TLS/SSL application hosts use separate digital certificates as a basis for authentication in both directions: to prove their own identity to the other party, and to verify the identity of the other party. In proving its own authenticity, the xPico 200 series gateway will use its own "personal" certificate. In verifying the authenticity of the other party, the xPico module will use a "trusted authority" certificate.
On the gateway, you use a TLS Credential to configure the TLS properties between two communicating applications.
Creating a TLS Credential¶
The TLS Credential contains the private key and certificate details. You can use TLS for TCP and UDP connections as well as for secure HTTP Server.
Creating a TLS Credential is a two-step process.
STEP 1: Create a new TLS Credential
- Create and name the credential. The new credential initially has empty certificate and private key values.
STEP 2: Configure the TLS Credential
- Configure which TLS protocol versions the credential supports.
- Copy and paste the private key into the credential.
- Copy and paste the certificate into the credential.
- Configure the Higher Authority and Trusted Authority instances, if necessary.
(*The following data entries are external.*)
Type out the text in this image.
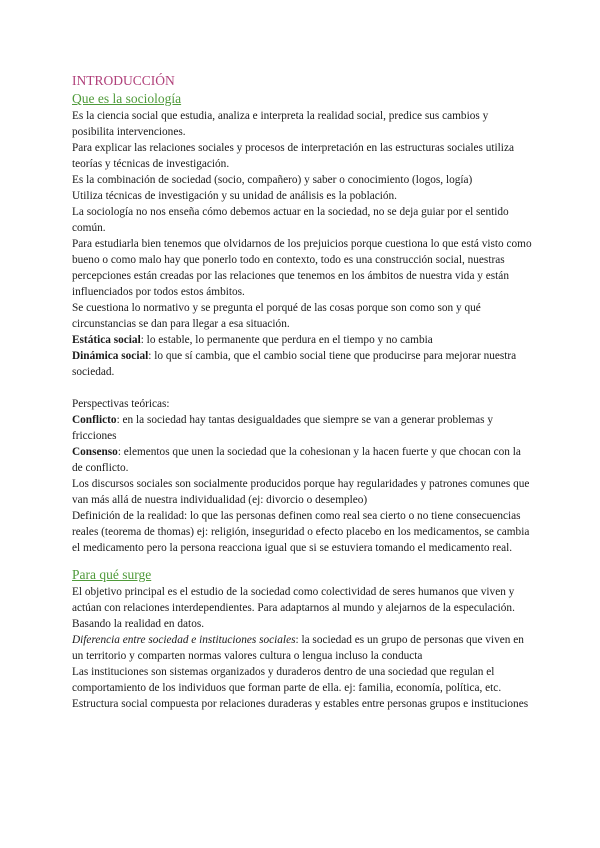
INTRODUCCIÓN
Que es la sociología

Es la ciencia social que estudia, analiza e interpreta la realidad social, predice sus cambios y posibilita intervenciones.

Para explicar las relaciones sociales y procesos de interpretación en las estructuras sociales utiliza teorías y técnicas de investigación.

Es la combinación de sociedad (socio, compañero) y saber o conocimiento (logos, logía)

Utiliza técnicas de investigación y su unidad de análisis es la población.

La sociología no nos enseña cómo debemos actuar en la sociedad, no se deja guiar por el sentido común.

Para estudiarla bien tenemos que olvidarnos de los prejuicios porque cuestiona lo que está visto como bueno o como malo hay que ponerlo todo en contexto, todo es una construcción social, nuestras percepciones están creadas por las relaciones que tenemos en los ámbitos de nuestra vida y están influenciados por todos estos ámbitos.

Se cuestiona lo normativo y se pregunta el porqué de las cosas porque son como son y qué circunstancias se dan para llegar a esa situación.

Estática social: lo estable, lo permanente que perdura en el tiempo y no cambia

Dinámica social: lo que sí cambia, que el cambio social tiene que producirse para mejorar nuestra sociedad.

Perspectivas teóricas:

Conflicto: en la sociedad hay tantas desigualdades que siempre se van a generar problemas y fricciones

Consenso: elementos que unen la sociedad que la cohesionan y la hacen fuerte y que chocan con la de conflicto.

Los discursos sociales son socialmente producidos porque hay regularidades y patrones comunes que van más allá de nuestra individualidad (ej: divorcio o desempleo)

Definición de la realidad: lo que las personas definen como real sea cierto o no tiene consecuencias reales (teorema de thomas) ej: religión, inseguridad o efecto placebo en los medicamentos, se cambia el medicamento pero la persona reacciona igual que si se estuviera tomando el medicamento real.

Para qué surge

El objetivo principal es el estudio de la sociedad como colectividad de seres humanos que viven y actúan con relaciones interdependientes. Para adaptarnos al mundo y alejarnos de la especulación. Basando la realidad en datos.

Diferencia entre sociedad e instituciones sociales: la sociedad es un grupo de personas que viven en un territorio y comparten normas valores cultura o lengua incluso la conducta

Las instituciones son sistemas organizados y duraderos dentro de una sociedad que regulan el comportamiento de los individuos que forman parte de ella. ej: familia, economía, política, etc.

Estructura social compuesta por relaciones duraderas y estables entre personas grupos e instituciones
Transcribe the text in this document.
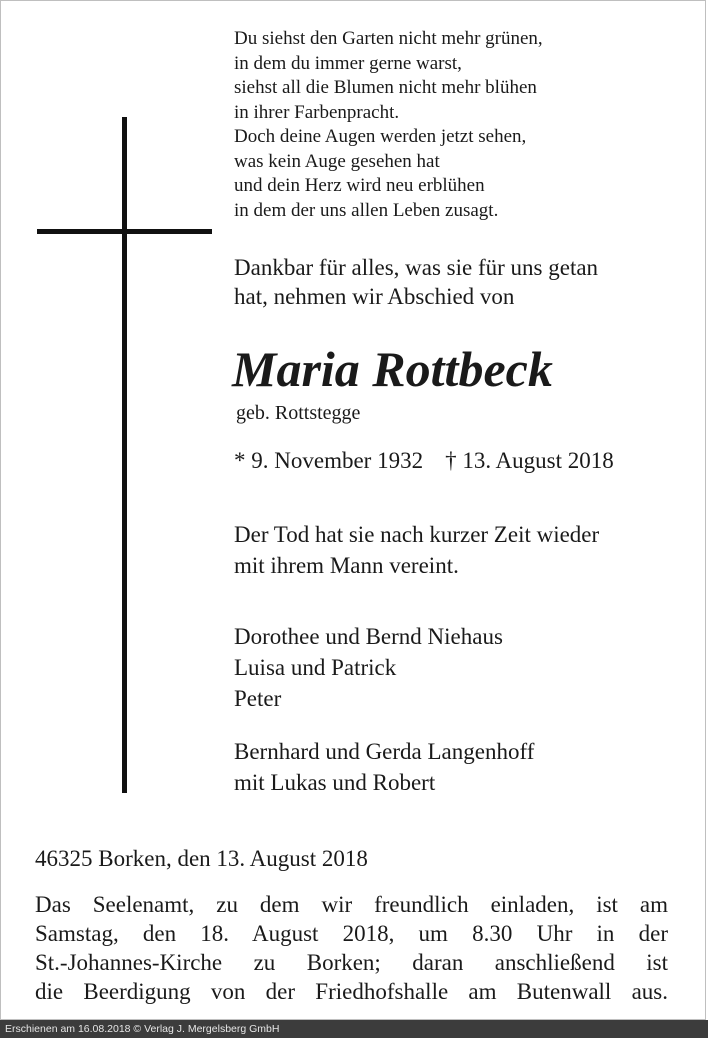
Du siehst den Garten nicht mehr grünen,
in dem du immer gerne warst,
siehst all die Blumen nicht mehr blühen
in ihrer Farbenpracht.
Doch deine Augen werden jetzt sehen,
was kein Auge gesehen hat
und dein Herz wird neu erblühen
in dem der uns allen Leben zusagt.
Dankbar für alles, was sie für uns getan
hat, nehmen wir Abschied von
Maria Rottbeck
geb. Rottstegge
* 9. November 1932 † 13. August 2018
Der Tod hat sie nach kurzer Zeit wieder
mit ihrem Mann vereint.
Dorothee und Bernd Niehaus
Luisa und Patrick
Peter
Bernhard und Gerda Langenhoff
mit Lukas und Robert
46325 Borken, den 13. August 2018
Das Seelenamt, zu dem wir freundlich einladen, ist am
Samstag, den 18. August 2018, um 8.30 Uhr in der
St.-Johannes-Kirche zu Borken; daran anschließend ist
die Beerdigung von der Friedhofshalle am Butenwall aus.
Erschienen am 16.08.2018 © Verlag J. Mergelsberg GmbH
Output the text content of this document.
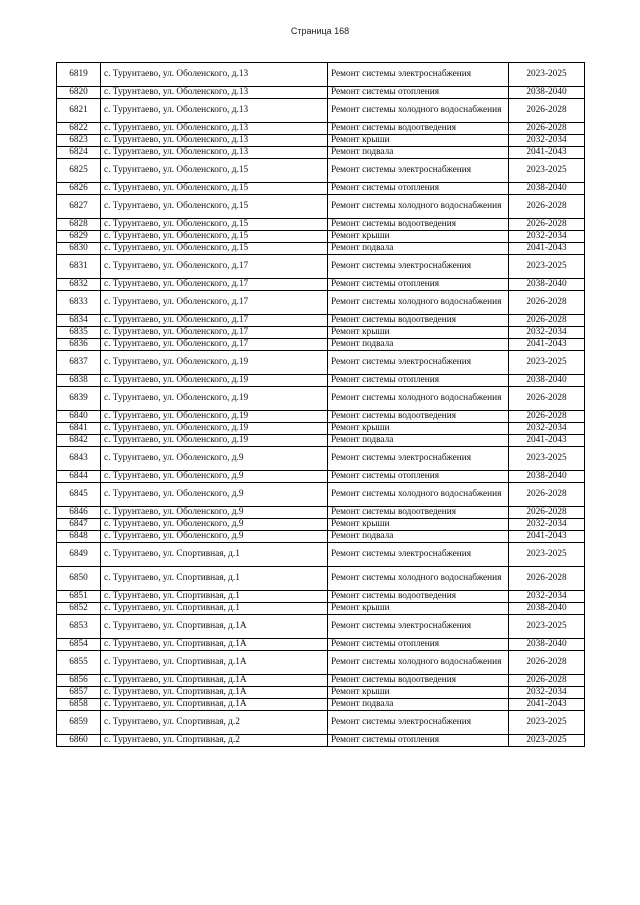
Страница 168
6819	с. Турунтаево, ул. Оболенского, д.13	Ремонт системы электроснабжения	2023-2025
6820	с. Турунтаево, ул. Оболенского, д.13	Ремонт системы отопления	2038-2040
6821	с. Турунтаево, ул. Оболенского, д.13	Ремонт системы холодного водоснабжения	2026-2028
6822	с. Турунтаево, ул. Оболенского, д.13	Ремонт системы водоотведения	2026-2028
6823	с. Турунтаево, ул. Оболенского, д.13	Ремонт крыши	2032-2034
6824	с. Турунтаево, ул. Оболенского, д.13	Ремонт подвала	2041-2043
6825	с. Турунтаево, ул. Оболенского, д.15	Ремонт системы электроснабжения	2023-2025
6826	с. Турунтаево, ул. Оболенского, д.15	Ремонт системы отопления	2038-2040
6827	с. Турунтаево, ул. Оболенского, д.15	Ремонт системы холодного водоснабжения	2026-2028
6828	с. Турунтаево, ул. Оболенского, д.15	Ремонт системы водоотведения	2026-2028
6829	с. Турунтаево, ул. Оболенского, д.15	Ремонт крыши	2032-2034
6830	с. Турунтаево, ул. Оболенского, д.15	Ремонт подвала	2041-2043
6831	с. Турунтаево, ул. Оболенского, д.17	Ремонт системы электроснабжения	2023-2025
6832	с. Турунтаево, ул. Оболенского, д.17	Ремонт системы отопления	2038-2040
6833	с. Турунтаево, ул. Оболенского, д.17	Ремонт системы холодного водоснабжения	2026-2028
6834	с. Турунтаево, ул. Оболенского, д.17	Ремонт системы водоотведения	2026-2028
6835	с. Турунтаево, ул. Оболенского, д.17	Ремонт крыши	2032-2034
6836	с. Турунтаево, ул. Оболенского, д.17	Ремонт подвала	2041-2043
6837	с. Турунтаево, ул. Оболенского, д.19	Ремонт системы электроснабжения	2023-2025
6838	с. Турунтаево, ул. Оболенского, д.19	Ремонт системы отопления	2038-2040
6839	с. Турунтаево, ул. Оболенского, д.19	Ремонт системы холодного водоснабжения	2026-2028
6840	с. Турунтаево, ул. Оболенского, д.19	Ремонт системы водоотведения	2026-2028
6841	с. Турунтаево, ул. Оболенского, д.19	Ремонт крыши	2032-2034
6842	с. Турунтаево, ул. Оболенского, д.19	Ремонт подвала	2041-2043
6843	с. Турунтаево, ул. Оболенского, д.9	Ремонт системы электроснабжения	2023-2025
6844	с. Турунтаево, ул. Оболенского, д.9	Ремонт системы отопления	2038-2040
6845	с. Турунтаево, ул. Оболенского, д.9	Ремонт системы холодного водоснабжения	2026-2028
6846	с. Турунтаево, ул. Оболенского, д.9	Ремонт системы водоотведения	2026-2028
6847	с. Турунтаево, ул. Оболенского, д.9	Ремонт крыши	2032-2034
6848	с. Турунтаево, ул. Оболенского, д.9	Ремонт подвала	2041-2043
6849	с. Турунтаево, ул. Спортивная, д.1	Ремонт системы электроснабжения	2023-2025
6850	с. Турунтаево, ул. Спортивная, д.1	Ремонт системы холодного водоснабжения	2026-2028
6851	с. Турунтаево, ул. Спортивная, д.1	Ремонт системы водоотведения	2032-2034
6852	с. Турунтаево, ул. Спортивная, д.1	Ремонт крыши	2038-2040
6853	с. Турунтаево, ул. Спортивная, д.1А	Ремонт системы электроснабжения	2023-2025
6854	с. Турунтаево, ул. Спортивная, д.1А	Ремонт системы отопления	2038-2040
6855	с. Турунтаево, ул. Спортивная, д.1А	Ремонт системы холодного водоснабжения	2026-2028
6856	с. Турунтаево, ул. Спортивная, д.1А	Ремонт системы водоотведения	2026-2028
6857	с. Турунтаево, ул. Спортивная, д.1А	Ремонт крыши	2032-2034
6858	с. Турунтаево, ул. Спортивная, д.1А	Ремонт подвала	2041-2043
6859	с. Турунтаево, ул. Спортивная, д.2	Ремонт системы электроснабжения	2023-2025
6860	с. Турунтаево, ул. Спортивная, д.2	Ремонт системы отопления	2023-2025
You can delete the TLS credential, which will delete the credential from any associated connections.
To configure TLS Credentials:
In Web Manager, go to TLS Credentials.
For the CLI, see Config TLS Credential level.
For XML, see Configgroup TLS Credential.
Creating an AES Credential¶
The AES Credential is used with TCP connections requiring AES.
The AES Credential contains an Encrypt Key and Decrypt Key for encrypting outgoing data and decrypting incoming data. These keys are a shared secret, so both sides of the connection must be knowledgeable of them and kept secret. The keys can be 16, 24 or 32 bytes in length.
Example Hexadecimal Key: 12 34 56 78 9a bc de f0 01 02 03 04 05 06 07 08.
Creating an AES Credential is a two-step process.
STEP 1: Create a new AES Credential
- Create and name the credential. The new credential initially has empty Encrypt and Decrypt Key values.
STEP 2: Configure the AES Credential
- Copy and paste the Encrypt Key for encrypting outgoing data.
- Copy and paste the Decrypt Key for decrypting incoming data.
To remove the key, set the field to a blank value.
You can delete the AES credential, and the change will take effect immediately.
To configure AES Credentials:
In Web Manager, go to AES Credentials.
For the CLI, see Config AES Credential level.
For XML, see Configgroup AES Credential.
Network Service Policy Control¶
The gateway provides policy based access control to network services and input/output ports.
You have a number of different control options. You can:
- Enable or disable network services and interfaces in the configuration settings.
- Configure the network ports for client and server connections in the configuration settings.
- Configure HTTP Server Security policies to manage access to target URIs based on the user role. See HTTP(S) Server.
- Customize the Web UI to hide (or display) modules according to your product's capabilities. See OEM Branding and Customization.